Но что-нибудь обязательно будет не так. Она точно знала. Любые шаги в подъезде или во дворе дома могли принадлежать какому-нибудь чиновнику с известием: Джошуа умер, после того как она оставила его мирно спящим в больничной кроватке. Или министерство отменило разрешение. Или…
Что-нибудь обязательно случится.
Кейт приняла предложение Лучана отвезти ее в аэропорт. У отца О'Рурка с утра были какие-то дела в Тырговиште, городке в пятидесяти милях к северу от столицы, но он обещал, что подъедет к больнице к шести утра, когда она планировала забрать оттуда Джошуа. Все было продумано, обговорено, упаковано… Она даже заставила Лучана помочь ей разобраться с расписанием «Восточного экспресса» на Будапешт на тот случай, если авиакомпании «Пан-Америкэн» и «Таром» вдруг перестанут обслуживать Бухарест… Но все же Кейт не оставляли мучительные сомнения, что что-нибудь обязательно должно случиться.

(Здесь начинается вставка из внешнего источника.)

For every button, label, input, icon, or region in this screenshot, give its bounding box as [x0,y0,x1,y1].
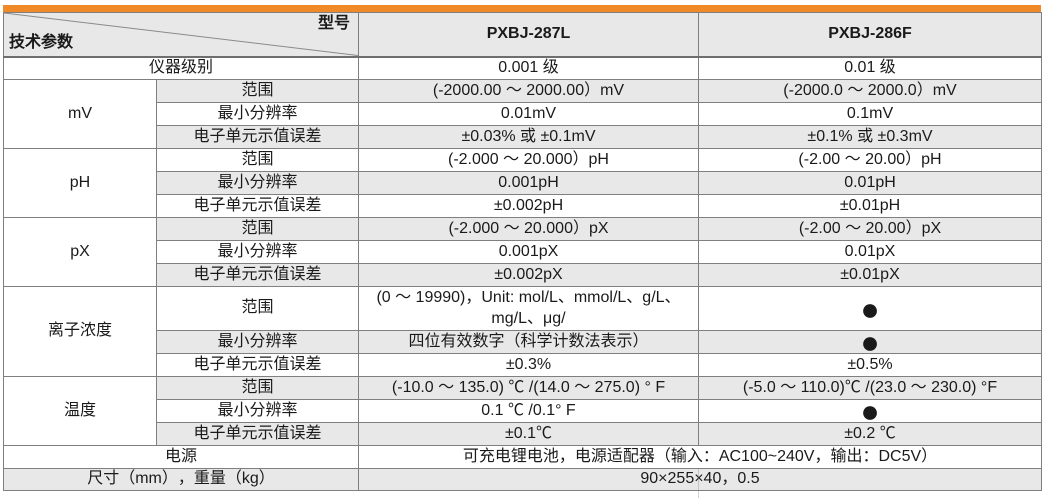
param-label: 电子单元示值误差 [156,422,359,446]
param-label: 范围 [156,79,359,103]
param-label: 最小分辨率 [156,171,359,195]
header-row: 型号 技术参数 PXBJ-287L PXBJ-286F [3,12,1042,58]
value-cell: (-5.0 ～ 110.0)℃ /(23.0 ～ 230.0) °F [698,376,1042,400]
value-cell: 四位有效数字（科学计数法表示） [358,330,699,354]
row-instrument-grade: 仪器级别 0.001 级 0.01 级 [3,56,1042,80]
corner-header-cell: 型号 技术参数 [3,12,359,58]
value-cell: ±0.1℃ [358,422,699,446]
param-label: 范围 [156,217,359,241]
row-mv-error: 电子单元示值误差 ±0.03% 或 ±0.1mV ±0.1% 或 ±0.3mV [3,125,1042,149]
value-cell: 0.1 ℃ /0.1° F [358,399,699,423]
group-label-px: pX [3,217,157,287]
value-cell: 0.01mV [358,102,699,126]
param-label: 范围 [156,376,359,400]
row-ph-error: 电子单元示值误差 ±0.002pH ±0.01pH [3,194,1042,218]
value-cell: ±0.3% [358,353,699,377]
value-cell: 0.01 级 [698,56,1042,80]
param-label: 电子单元示值误差 [156,125,359,149]
value-cell: 0.1mV [698,102,1042,126]
row-ion-range: 离子浓度 范围 (0 ～ 19990)，Unit: mol/L、mmol/L、g… [3,286,1042,377]
group-label-temperature: 温度 [3,376,157,446]
value-cell: (-2.000 ～ 20.000）pX [358,217,699,241]
value-cell: ● [698,330,1042,354]
value-cell: ±0.002pX [358,263,699,287]
param-label: 尺寸（mm），重量（kg） [3,468,359,491]
value-cell: ±0.01pX [698,263,1042,287]
value-cell: 0.001pX [358,240,699,264]
value-cell: ● [698,399,1042,423]
param-label: 最小分辨率 [156,240,359,264]
value-cell: (0 ～ 19990)，Unit: mol/L、mmol/L、g/L、mg/L、… [358,286,699,331]
value-cell: 0.001pH [358,171,699,195]
param-label: 电子单元示值误差 [156,263,359,287]
value-cell: ● [698,286,1042,331]
value-cell: ±0.1% 或 ±0.3mV [698,125,1042,149]
row-dimensions-weight: 尺寸（mm），重量（kg） 90×255×40，0.5 [3,468,1042,491]
value-cell: (-10.0 ～ 135.0) ℃ /(14.0 ～ 275.0) ° F [358,376,699,400]
group-label-ph: pH [3,148,157,218]
group-label-mv: mV [3,79,157,149]
value-cell: ±0.2 ℃ [698,422,1042,446]
value-cell: ±0.01pH [698,194,1042,218]
value-cell: (-2.000 ～ 20.000）pH [358,148,699,172]
group-label-ion-concentration: 离子浓度 [3,286,157,377]
value-cell: 0.001 级 [358,56,699,80]
value-cell: (-2000.0 ～ 2000.0）mV [698,79,1042,103]
param-label: 仪器级别 [3,56,359,80]
value-cell: ±0.5% [698,353,1042,377]
row-temp-range: 温度 范围 (-10.0 ～ 135.0) ℃ /(14.0 ～ 275.0) … [3,376,1042,446]
param-label: 最小分辨率 [156,102,359,126]
value-cell: ±0.002pH [358,194,699,218]
row-mv-resolution: 最小分辨率 0.01mV 0.1mV [3,102,1042,126]
param-label: 电子单元示值误差 [156,353,359,377]
model-header-label: 型号 [317,15,350,32]
value-cell: 90×255×40，0.5 [358,468,1042,491]
value-cell: (-2.00 ～ 20.00）pX [698,217,1042,241]
row-px-resolution: 最小分辨率 0.001pX 0.01pX [3,240,1042,264]
param-label: 最小分辨率 [156,399,359,423]
row-temp-error: 电子单元示值误差 ±0.1℃ ±0.2 ℃ [3,422,1042,446]
model-header-pxbj-287l: PXBJ-287L [358,12,699,58]
row-ion-error: 电子单元示值误差 ±0.3% ±0.5% [3,353,1042,377]
row-ion-resolution: 最小分辨率 四位有效数字（科学计数法表示） ● [3,330,1042,354]
row-temp-resolution: 最小分辨率 0.1 ℃ /0.1° F ● [3,399,1042,423]
row-px-error: 电子单元示值误差 ±0.002pX ±0.01pX [3,263,1042,287]
param-label: 电子单元示值误差 [156,194,359,218]
row-px-range: pX 范围 (-2.000 ～ 20.000）pX (-2.00 ～ 20.00… [3,217,1042,287]
param-label: 电源 [3,445,359,469]
tech-params-label: 技术参数 [9,34,74,52]
row-mv-range: mV 范围 (-2000.00 ～ 2000.00）mV (-2000.0 ～ … [3,79,1042,149]
row-ph-range: pH 范围 (-2.000 ～ 20.000）pH (-2.00 ～ 20.00… [3,148,1042,218]
accent-bar [3,5,1041,12]
row-power: 电源 可充电锂电池，电源适配器（输入：AC100~240V，输出：DC5V） [3,445,1042,469]
value-cell: (-2000.00 ～ 2000.00）mV [358,79,699,103]
model-header-pxbj-286f: PXBJ-286F [698,12,1042,58]
value-cell: 0.01pX [698,240,1042,264]
value-cell: ±0.03% 或 ±0.1mV [358,125,699,149]
spec-table: 型号 技术参数 PXBJ-287L PXBJ-286F 仪器级别 0.001 级… [3,12,1042,491]
value-cell: 可充电锂电池，电源适配器（输入：AC100~240V，输出：DC5V） [358,445,1042,469]
row-ph-resolution: 最小分辨率 0.001pH 0.01pH [3,171,1042,195]
value-cell: 0.01pH [698,171,1042,195]
param-label: 范围 [156,286,359,331]
diagonal-divider [4,13,358,56]
value-cell: (-2.00 ～ 20.00）pH [698,148,1042,172]
param-label: 范围 [156,148,359,172]
param-label: 最小分辨率 [156,330,359,354]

В десять вечера она надела пижаму, почистила зубы, поставила будильник на 4:45 и забралась в постель, зная, что не уснет. Уставившись в потолок, она пыталась представить, как спит Джошуа – на спине или животе, закреплена ли капельница, которая должна напоследок подкрепить его силы перед завтрашними испытаниями…
Для Кейт началась долгая ночь бессонного ожидания.
Сны крови и железаЯ смотрел из этих окошек…, этих маленьких окошек, через которые сейчас до меня доходит так мало света… Я стоял возле них, когда мне было три или четыре года, и смотрел, как из переполненной тюрьмы на Ратушной площади через улицу к месту казни в Ювелирной башне вели воров, разбойников, убийц и злостных неплательщиков. Я вспоминаю их лица, лица этих людей, этих обреченных: немытые, с покрасневшими глазами, изможденные, бородатые и грубые, отчаянно озиравшиеся вокруг, как только до них доходило, что жить им остается лишь несколько минут – когда на шею им набросят веревку и палач столкнет с помоста. Я вспоминаю, как однажды видел трех женщин, которых содержали отдельно в тюрьме Ратушной башни, как свежим осенним утром их вывели в цепях из башни, провели через площадь на улицу, потом – вниз, по вымощенному булыжником холму, и они скрылись от моего жадного взгляда. Но какие это были мгновения, секунды безыскусного зрелища, когда я стоял в комнате отца, которая одновременно служила и залом суда, и личными покоями… О, эти нескончаемые мгновения экстаза!
Женщины, как и мужчины, были одеты в грязные лохмотья. Я видел их груди под обрывками ветхой коричневой ткани. Тела их покрывала тюремная грязь и потеки крови – следы грубого обращения тюремщиков. Но груди их были белыми и беззащитными. Я видел, как мелькают грязные ноги и бледные бедра; я увидел темное пятно меж этих бедер, когда упала самая старая из них, раскинув ноги и заскользив по булыжникам, в то время как стражник тащил их, визжащих и вопящих, на длинной цепи. Но больше всего мне запомнились их глаза…, такие же перепуганные, как и у заключенных мужчин, раскрытые так широко, что белки, окружавшие темные радужки, напоминали глаза кобылицы, которая понесла, почуяв запах свежей крови или присутствие жеребца.
Именно тогда я впервые ощутил возбуждение – нарастание нервной дрожи в груди при виде того, как бесповоротное осознание смерти нисходит на этих мужчин и женщин – возбуждение и пульсирующую чистоту этого чувства. Я вспоминаю, как перестали меня держать ослабевшие ноги и я упал на отцовское ложе возле этого самого окна. Сердце мое бешено колотилось, а образы этих напряженных, обреченных мужчин и женщин неизгладимо стояли у меня перед глазами даже после того, как их крики отдавались лишь эхом, а затем и вовсе растаяли в прохладном воздухе, проникающем в раскрытые окна отцовской комнаты.